[maker-devel] MAKER
Keilwagen, Jens
jens.keilwagen at julius-kuehn.de
Fri Sep 22 14:15:23 MDT 2017
Hi Carson,
Thanks a lot for the information.
Just to be sure that I understand you right: It is impossible to obtain MAKER results based on RNA-seq and homology that differ from purely homology-based MAKER results?
Could you confirm that?
Thanks a lot and best regards, Jens
> -----Ursprüngliche Nachricht-----
> Von: Carson Hinton Holt [mailto:carson.holt at genetics.utah.edu]
> Gesendet: Freitag, 22. September 2017 22:04
> An: Keilwagen, Jens
> Cc: Maker Mailing List
> Betreff: Re: MAKER
>
> MAKER won’t produce est2genome results for est_gff. This is partially
> because est2genome results are only used for training gene predictors.

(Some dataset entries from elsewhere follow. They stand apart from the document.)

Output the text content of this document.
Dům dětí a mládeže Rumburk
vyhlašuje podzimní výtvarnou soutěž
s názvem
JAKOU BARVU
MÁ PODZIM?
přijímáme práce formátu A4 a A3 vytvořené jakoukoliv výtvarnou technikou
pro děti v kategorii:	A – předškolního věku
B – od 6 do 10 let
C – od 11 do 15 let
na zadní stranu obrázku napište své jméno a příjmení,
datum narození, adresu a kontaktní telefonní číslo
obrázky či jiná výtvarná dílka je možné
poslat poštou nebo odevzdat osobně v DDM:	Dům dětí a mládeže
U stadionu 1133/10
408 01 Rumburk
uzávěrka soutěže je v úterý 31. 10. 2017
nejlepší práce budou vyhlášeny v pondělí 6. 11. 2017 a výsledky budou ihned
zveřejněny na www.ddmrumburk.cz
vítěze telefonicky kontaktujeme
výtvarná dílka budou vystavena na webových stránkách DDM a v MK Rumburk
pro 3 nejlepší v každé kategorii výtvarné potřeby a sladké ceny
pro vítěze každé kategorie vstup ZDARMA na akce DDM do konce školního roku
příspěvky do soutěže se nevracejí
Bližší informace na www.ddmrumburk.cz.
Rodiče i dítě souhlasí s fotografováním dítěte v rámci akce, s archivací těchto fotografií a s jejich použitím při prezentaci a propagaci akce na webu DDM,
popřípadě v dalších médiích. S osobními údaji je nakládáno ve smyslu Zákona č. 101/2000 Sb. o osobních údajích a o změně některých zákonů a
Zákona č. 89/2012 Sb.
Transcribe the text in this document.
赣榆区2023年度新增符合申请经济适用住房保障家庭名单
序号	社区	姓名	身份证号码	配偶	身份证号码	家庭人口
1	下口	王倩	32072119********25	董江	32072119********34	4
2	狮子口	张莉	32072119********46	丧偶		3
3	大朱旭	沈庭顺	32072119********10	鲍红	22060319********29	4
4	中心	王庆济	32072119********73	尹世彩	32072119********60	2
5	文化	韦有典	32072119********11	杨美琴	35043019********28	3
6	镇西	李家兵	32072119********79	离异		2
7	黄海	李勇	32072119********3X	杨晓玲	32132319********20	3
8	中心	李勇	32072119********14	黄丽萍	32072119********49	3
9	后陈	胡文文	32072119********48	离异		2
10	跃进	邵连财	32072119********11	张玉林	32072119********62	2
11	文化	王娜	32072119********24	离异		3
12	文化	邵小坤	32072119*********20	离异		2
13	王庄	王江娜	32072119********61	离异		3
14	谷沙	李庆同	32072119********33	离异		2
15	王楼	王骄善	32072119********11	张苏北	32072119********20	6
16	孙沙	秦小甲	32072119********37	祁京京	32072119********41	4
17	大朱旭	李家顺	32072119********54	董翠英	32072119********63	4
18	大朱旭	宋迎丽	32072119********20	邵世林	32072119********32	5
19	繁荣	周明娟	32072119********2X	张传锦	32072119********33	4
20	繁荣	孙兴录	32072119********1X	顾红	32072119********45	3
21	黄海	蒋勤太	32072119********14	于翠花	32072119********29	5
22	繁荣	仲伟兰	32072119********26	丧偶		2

> So you are essentially just getting protein2genome results from your
> runs. Once you get a gene predictor trained you will see a difference,
> as it will use the intron/exon structure of alignments as hints to
> improve gene predictor performance.
>
> —Carson
>
>
> > On Sep 21, 2017, at 1:57 AM, Keilwagen, Jens <jens.keilwagen at julius-
> kuehn.de> wrote:
> >
> > Hi Carson,
> >
> > I have tried the proposed options for a small example (yeast).
> >
> > I had
> > - proteins (fasta) from another yeast and
> > - transcript annotation (gff) from cufflinks and StringTie
> >
> > I'd like to compare the maker results for
> > - proteins and StringTie
> > Vs.
> > - proteins and cufflinks
> >
> > I used the default options, except:
> > genome=<genome fasta>
> >
> > protein=<protein fasta>
> > est_gff=<transcript gff>
> >
> > est2genome=1
> > protein2genome=1
> >
> > (An example is attached.)
> >
> > Then I ran maker:
> >
> > maker -RM_off -c 24
> > find . -type f -name *.gff -exec cat {} + | grep maker >
> > filtered-maker-prediction.gff
> >
> > (The run seems to be okay. There were no FAILED, ... in the log. Cf.
> > attachment)
> >
> > Each maker run was started in a separate subdirectory.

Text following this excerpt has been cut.